Türkiye gibi az nüfuslu bir memleket için bir nimet olması lazım gelen göçlerin neden ekseriya bir felaket halini aldığını ve bu yüzden de aramızdan pek çoklarının göç işini her çareye başvurarak önüne geçilmesi gereken bir tabii afet telakki etmelerine sebep olduğunu araştırırken bunun en güzel tarifini Colonel Lamouche'un daha önce bahsi geçmiş olan kitabında şu satırlarla tespit edilmiş buluyoruz.

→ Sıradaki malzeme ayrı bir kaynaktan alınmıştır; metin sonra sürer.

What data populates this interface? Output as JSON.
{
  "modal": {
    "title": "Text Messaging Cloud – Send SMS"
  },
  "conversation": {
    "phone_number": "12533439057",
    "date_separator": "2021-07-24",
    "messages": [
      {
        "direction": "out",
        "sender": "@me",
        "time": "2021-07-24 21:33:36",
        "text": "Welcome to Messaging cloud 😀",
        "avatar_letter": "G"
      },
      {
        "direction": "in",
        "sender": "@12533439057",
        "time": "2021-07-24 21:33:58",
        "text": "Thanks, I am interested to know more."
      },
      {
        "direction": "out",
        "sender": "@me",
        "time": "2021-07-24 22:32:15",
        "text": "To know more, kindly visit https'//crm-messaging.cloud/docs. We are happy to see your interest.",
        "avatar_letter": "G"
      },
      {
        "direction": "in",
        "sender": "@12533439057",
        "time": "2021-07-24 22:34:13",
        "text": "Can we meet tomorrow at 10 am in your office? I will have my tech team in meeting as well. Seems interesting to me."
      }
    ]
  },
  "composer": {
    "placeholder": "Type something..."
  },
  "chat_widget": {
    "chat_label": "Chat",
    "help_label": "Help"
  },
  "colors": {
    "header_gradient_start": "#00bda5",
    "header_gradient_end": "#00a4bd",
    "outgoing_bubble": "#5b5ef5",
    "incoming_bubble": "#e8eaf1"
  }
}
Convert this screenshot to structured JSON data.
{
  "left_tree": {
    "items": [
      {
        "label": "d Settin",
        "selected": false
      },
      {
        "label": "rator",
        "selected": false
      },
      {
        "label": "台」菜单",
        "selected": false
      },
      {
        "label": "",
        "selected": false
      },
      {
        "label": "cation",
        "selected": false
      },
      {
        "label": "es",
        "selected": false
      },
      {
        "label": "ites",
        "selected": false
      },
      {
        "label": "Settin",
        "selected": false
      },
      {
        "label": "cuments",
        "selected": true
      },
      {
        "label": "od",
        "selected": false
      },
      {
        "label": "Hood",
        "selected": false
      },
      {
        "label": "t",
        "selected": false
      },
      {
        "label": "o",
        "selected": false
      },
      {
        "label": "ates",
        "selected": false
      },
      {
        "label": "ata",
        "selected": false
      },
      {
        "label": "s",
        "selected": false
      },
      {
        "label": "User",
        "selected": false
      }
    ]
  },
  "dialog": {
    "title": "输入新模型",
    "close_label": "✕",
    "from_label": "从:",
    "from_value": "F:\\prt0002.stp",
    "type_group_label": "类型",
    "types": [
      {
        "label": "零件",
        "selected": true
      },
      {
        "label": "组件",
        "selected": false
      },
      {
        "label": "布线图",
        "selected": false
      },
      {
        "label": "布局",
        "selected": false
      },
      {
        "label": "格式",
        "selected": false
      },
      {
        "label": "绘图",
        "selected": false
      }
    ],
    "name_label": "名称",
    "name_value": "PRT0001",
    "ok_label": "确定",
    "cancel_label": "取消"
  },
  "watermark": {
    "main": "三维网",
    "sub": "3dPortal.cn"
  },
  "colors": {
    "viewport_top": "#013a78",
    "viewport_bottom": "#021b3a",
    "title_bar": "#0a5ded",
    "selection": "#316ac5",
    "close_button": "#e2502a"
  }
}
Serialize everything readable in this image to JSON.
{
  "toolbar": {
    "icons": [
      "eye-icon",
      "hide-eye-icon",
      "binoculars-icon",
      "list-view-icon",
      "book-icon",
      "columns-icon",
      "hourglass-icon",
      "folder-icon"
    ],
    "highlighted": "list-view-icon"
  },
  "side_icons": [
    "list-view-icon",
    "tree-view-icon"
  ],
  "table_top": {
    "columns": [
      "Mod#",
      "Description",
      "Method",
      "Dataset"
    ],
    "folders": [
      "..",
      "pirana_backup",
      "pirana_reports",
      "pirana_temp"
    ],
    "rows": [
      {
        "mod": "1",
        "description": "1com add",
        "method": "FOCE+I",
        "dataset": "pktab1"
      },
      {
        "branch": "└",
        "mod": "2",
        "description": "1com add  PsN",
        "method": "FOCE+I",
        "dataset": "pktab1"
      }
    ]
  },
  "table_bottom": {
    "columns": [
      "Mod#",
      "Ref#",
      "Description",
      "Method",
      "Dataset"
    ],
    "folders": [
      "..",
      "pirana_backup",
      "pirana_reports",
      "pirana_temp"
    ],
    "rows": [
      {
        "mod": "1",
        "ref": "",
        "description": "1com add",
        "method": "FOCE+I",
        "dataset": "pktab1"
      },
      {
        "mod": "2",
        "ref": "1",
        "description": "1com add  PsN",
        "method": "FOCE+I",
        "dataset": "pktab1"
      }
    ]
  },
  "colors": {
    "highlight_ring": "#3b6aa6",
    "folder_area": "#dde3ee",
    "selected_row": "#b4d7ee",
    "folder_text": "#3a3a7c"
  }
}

''Avusturya tarafından Bosna ve Hersek'in ilhakının ilan edilmesinden sonra, hadisenin bu vilayetlerin Müslüman halkı arasında uyandırdığı oldukça sun'i hoşnutsuzluktan faydalanarak Osmanlı topraklarına doğru bir göç hareketi yaratmak istenildi. Bu göçmenler, bir Müslüman ekseriyeti yaratmak açık maksadıyla Makedonya'da yerleştirileceklerdi. İskân planları, o suretle hazırlanmıştı ki, bunlar, mevcut Türk halkla birleşince, Hristiyan ahaliyi birbirinden ayıran kordonlar vücuda gelecekti. Genç Türklerin bir ileri geleni, doktor Nâzım Bey, bu hareketin elebaşısı oldu...''
İşte çok yerinde olduğuna şüphe olmayan bir teşebbüs ve mükemmel bir plan. Fakat okumaya devam edelim:
''... Fakat Türklerin mutat ihmalcilikleri yüzünden, göçmenler kendilerine tayin edilen yerlere gelince, kendileri için hiçbir şeyin hazırlanmamış olduğunu görüyorlardı. Bu teşebbüs hazin bir surette akim kaldı. Ümitleri kırılan, sefalete düşen göçmenler, ekseri hallerde geldikleri yerlere dönmeye mecbur kaldılar; ve bunların, tekrar Bosna'ya alınmaları için, gruplar halinde Avusturya Macaristan'ın Selanik konsolosluğuna başvurdukları görüldü.''
İşte bu Garplı (Batılı) mütefekkirin de çok iyi teşhis ettiği gibi, asıl dert göç değil, göç hareketinde gösterilen ihmalciliktir. Binlerce, on binlerce millettaşın hayatı mevzuubahis olan bir işte ise, böyle bir ihmalciliğin ancak cinayetle vasıflandırılabileceği ortadadır.
İhmal, ezeli derdimiz ihmal, kurduğumuz en muazzam eserleri bile, içten içe bir kurt gibi kemirerek, onu ergeç yıkılmaya mahkûm eden ihmal, inkılâbımızın doğrudan doğruya mücadeleye girişmiş olduğu en yaman düşmanlarımızdan biridir.